Nature Journal Club

Maite Huarte

Broad Institute, Cambridge, Massachusetts

A biologist looks at new functions for non-coding RNAs.

The increasing study of small and large RNA molecules that do not encode protein — non-coding RNAs — is widening our view of their relevance, and of their roles in important developmental mechanisms such as gene silencing and X-chromosome inactivation. Nevertheless, our knowledge covers only a fraction of the non-coding transcripts produced from the mammalian genome.

Much of the non-coding RNA transcribed is associated with protein-coding genes: for example, the transcripts that are complementary or ‘antisense’ to the gene sequence. These can be created by ‘bidirectional’ transcription from either DNA strand. Kevin Morris of the Scripps Research Institute in La Jolla, California, and his colleagues have now shed light on the function of this type of transcription (K. V. Morris et al. PLoS Genet. 4, e1000258; 2008).

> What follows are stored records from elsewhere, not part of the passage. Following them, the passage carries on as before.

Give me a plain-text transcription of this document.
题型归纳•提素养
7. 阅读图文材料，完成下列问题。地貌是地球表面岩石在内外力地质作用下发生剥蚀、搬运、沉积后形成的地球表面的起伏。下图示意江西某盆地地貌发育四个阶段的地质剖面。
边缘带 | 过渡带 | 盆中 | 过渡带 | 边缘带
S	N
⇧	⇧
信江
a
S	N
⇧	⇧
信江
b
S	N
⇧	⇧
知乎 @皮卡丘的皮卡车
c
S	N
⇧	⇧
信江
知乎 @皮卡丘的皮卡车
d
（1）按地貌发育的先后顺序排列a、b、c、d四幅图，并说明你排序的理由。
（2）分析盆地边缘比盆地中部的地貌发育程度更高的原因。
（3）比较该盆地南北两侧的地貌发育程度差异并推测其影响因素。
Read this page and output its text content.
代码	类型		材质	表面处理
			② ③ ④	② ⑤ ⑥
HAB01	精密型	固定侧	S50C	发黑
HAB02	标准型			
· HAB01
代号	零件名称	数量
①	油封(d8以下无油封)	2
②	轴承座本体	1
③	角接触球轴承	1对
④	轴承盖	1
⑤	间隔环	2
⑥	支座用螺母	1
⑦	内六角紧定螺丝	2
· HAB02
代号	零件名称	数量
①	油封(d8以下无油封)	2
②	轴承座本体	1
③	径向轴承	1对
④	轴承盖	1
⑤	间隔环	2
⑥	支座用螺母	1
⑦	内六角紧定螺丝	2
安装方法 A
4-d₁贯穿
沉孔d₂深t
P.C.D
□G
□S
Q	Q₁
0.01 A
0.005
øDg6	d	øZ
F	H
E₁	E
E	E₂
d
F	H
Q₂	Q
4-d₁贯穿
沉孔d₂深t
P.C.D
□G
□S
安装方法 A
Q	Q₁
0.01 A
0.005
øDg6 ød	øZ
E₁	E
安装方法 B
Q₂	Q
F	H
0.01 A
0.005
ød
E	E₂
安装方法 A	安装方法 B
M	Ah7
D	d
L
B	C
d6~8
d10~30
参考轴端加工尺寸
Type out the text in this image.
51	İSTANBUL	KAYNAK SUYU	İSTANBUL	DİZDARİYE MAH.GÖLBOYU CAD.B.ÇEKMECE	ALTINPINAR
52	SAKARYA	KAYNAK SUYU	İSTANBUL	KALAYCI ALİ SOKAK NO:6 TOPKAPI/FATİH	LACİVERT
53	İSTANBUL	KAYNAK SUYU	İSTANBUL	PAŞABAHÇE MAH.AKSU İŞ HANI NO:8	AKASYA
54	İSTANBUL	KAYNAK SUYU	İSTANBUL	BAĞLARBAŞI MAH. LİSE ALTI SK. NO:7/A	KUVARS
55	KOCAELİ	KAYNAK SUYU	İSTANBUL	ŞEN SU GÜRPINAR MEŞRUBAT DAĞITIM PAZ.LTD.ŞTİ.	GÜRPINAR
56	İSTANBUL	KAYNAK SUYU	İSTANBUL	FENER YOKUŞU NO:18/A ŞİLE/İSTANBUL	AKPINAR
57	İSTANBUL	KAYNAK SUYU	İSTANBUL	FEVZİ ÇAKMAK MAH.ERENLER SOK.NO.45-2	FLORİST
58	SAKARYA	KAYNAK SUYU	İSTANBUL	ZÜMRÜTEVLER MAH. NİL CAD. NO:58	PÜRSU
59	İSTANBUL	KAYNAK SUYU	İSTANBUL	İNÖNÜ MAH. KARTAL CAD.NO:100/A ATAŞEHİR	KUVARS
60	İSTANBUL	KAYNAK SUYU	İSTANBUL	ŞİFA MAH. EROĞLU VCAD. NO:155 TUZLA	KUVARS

They focused on the gene encoding the tumour suppressor p21, transcription of which must be finely tuned, and show that an endogenous antisense transcript of p21 controls the amount of p21 mRNA made by silencing its promoter. This transcriptional suppression is dependent on Argonaute-1, a protein implicated in RNA-mediated gene silencing. Suppression correlates with bidirectional transcription within p21’s promoter.

This observation is not limited to p21: a similar regulatory mechanism controls gene expression of the protein E-cadherin, suggesting that this balancing of sense and antisense transcription might be a common mechanism of transcriptional regulation.

The next challenge is to understand how RNAs can induce transcriptional gene silencing; information that will probably reveal just how much power RNA wields in the control of gene expression.